Stefania Degaetano-Ortlieb: "Modeling and Interpreting Variation in Language Use"

Montag, 18.11.2019, 18.30 Uhr

Dr. Stefanie Degaetano-Ortlieb Urheberrecht: © Deborah de Muijnck

Dies ist der vierte Vortrag im Rahmen der Ringvorlesung.

Dieser Vortrag findet in Hörsaal H09 im C.A.R.L. (Claßenstraße 11) statt.


In this talk, I will introduce an empirical approach for the analysis of linguistic variation based on information-theoretic principles and discuss implications for research within literary studies.

Linguistic variation offers a set of encoding options from the linguistic system that allow us to modulate information based on linguistic and extra-linguistic (e.g. time, register, social variable) contextual needs. Through language use, we can directly observe linguistic choices in (linguistic and extra-linguistic) context and analyze variation across contexts. 

Adopting an information-theoretic approach, we ask (1) how much two different language uses diverge from one another, (2) what is typical of a particular language use in comparison to another, and (3) how variation allows for the modulation of informational content at different linguistic levels and across contexts.

To seek answers for (1) and (2), we use the notion of divergence, measured by relative entropy (Kullback-Leibler 1951, Fankhauser et al. 2014). Divergence allows us to compare probability distributions of linguistic features (words, grammatical units, etc.) based on extra-linguistic context (time, authors, registers). Typical linguistic features are determined by how much features contribute to a divergence in a comparison.
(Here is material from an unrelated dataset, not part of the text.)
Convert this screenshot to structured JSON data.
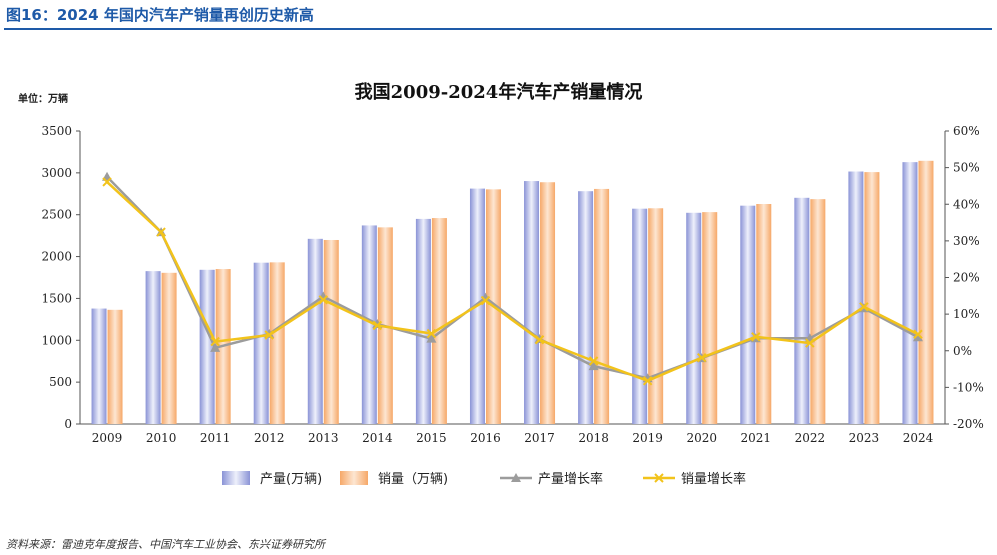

Moreover, considering variation to be beneficial for communication, it is assumed that linguistic choices allow us to modulate the informational content of a message according to particular contextual needs. But how is this achieved (see (3) above)? Evidence has shown that the amount of information of a message as well as processing and production effort might influence a particular choice. Assuming language users to be rational, as producers they aim to get a particular message across with adequate effort (i.e. not exceeding their production effort). Language users as comprehenders want a message to be informative in a way that is understandable to them (i.e. not exceeding a certain limit of their processing capacity) (cf. Grice 1975 on the maxim of quantity, De Beaugrande and Dressler 1981 on informativity). In fact, several studies considering different linguistic levels have shown that language producers aim to evenly distribute information over a message (Jaeger and Levy 2007, Genzel and Charniak 2002, Aylett and Turk 2004). The notion of informativity is measured by surprisal, i.e. predictability of linguistic units (e.g. words) in linguistic context (e.g. preceding words). Surprisal is measured in bits of information, i.e. the higher the surprisal, the higher the amount of information of that unit in a particular context. By analyzing surprisal profiles of particular linguistic units in linguistic context (cf. Degaetano-Ortlieb and Teich 2019 on scientific articles) or across extra-linguistic contexts (cf. Degaetano-Ortlieb and Piper 2019 on literary research articles), we aim to better understand how variation helps the modulation of informational content according to contextual needs.  

In a final discussion, I would like to highlight the possible application of the analysis of linguistic variation based on information-theoretical principles for research within literary studies.